Sequel to The Other Side of the Mountain, the book about the life of Jill Kinmont, an American Olympic-potential skier who is paralyzed in a skiing accident. This book picks up about 18 years after the accident. The book is written a little like a Hollywood story, but it does show how much Kinmont did heroically with her life against major odds.
A part of me wishes I had never read this book after watching the lovely film. For one thing, the author, for some reason, and I can't fathom why, did not develop the two main characters enough, and much of their story is very repetitive, in some ways childish for people as old as they were, and confusing in outcome. When it flashes through the reader's mind that the heroine, Jill Kinmont, would never have married John Boothe under normal circumstances, meaning, her childhood skiing accident and the consequences to her body, well, something is wrong with either the text or the real life circumstances. In this case, for me, it was both.

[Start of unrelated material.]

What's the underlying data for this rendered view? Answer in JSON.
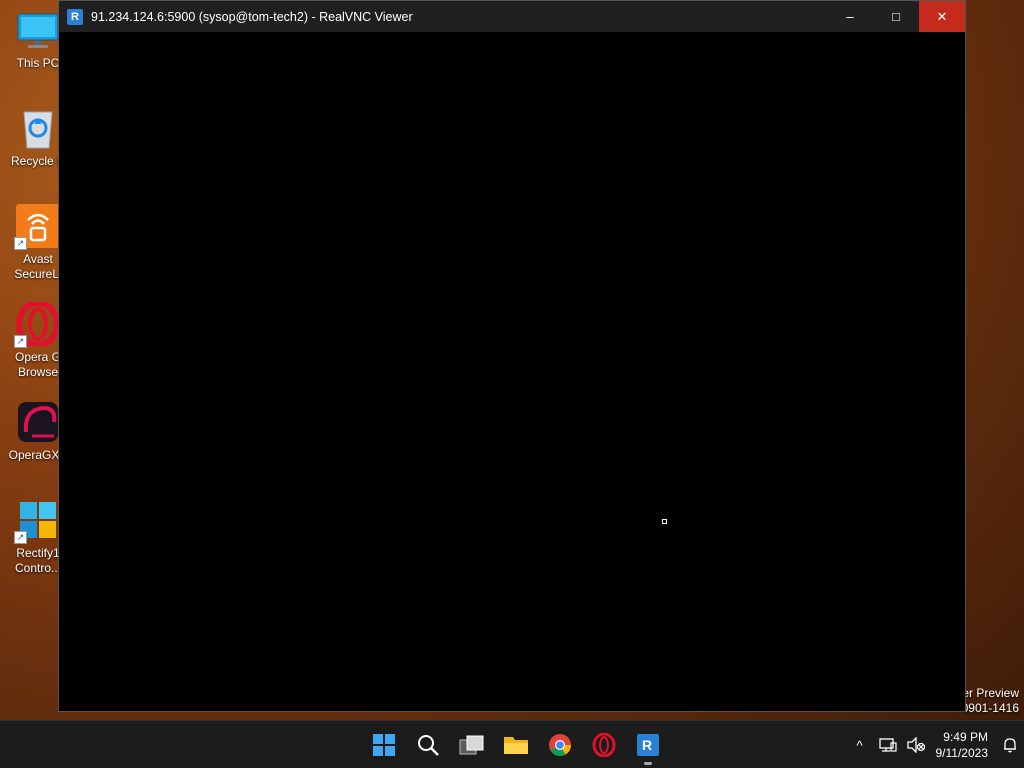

The childish repetitive nature of the relationship, a tolerant, educated woman getting into verbal fights, over and over, with an intolerant, uneducated man did nothing for me and I found them embarrassing and too revealing psychologically. Why the author did this and the why Kinmont let it go through, I'll never really know .
Also, there was new knowledge about Kinmont that almost contradicted the first book and I really began to wonder about her how she psychologically faced her accident and the consequences at 18 years old in 1955. I feel pity for her but was baffled at times, especially in her comments on the first film. I do feel her life was an incredible journey and that she did the best that she could under strained circumstances. I do. And the first book was very good. However, this book never should have been written and was a money deal. And I suppose she needed the money.
But I never would have let it see the light of day. And I mean that.
Awesome book and look into the continuing life of Jill Kinmont and Olympic caliber skier that was tragically hurt in a skiing accident, and became a complete paraplegic.
Seem to remember being given a bag of books that had both the original and this sequel in it. I remember it being what would not be called an "inspirational" story, but I also remember thinking it was fairly dull writing.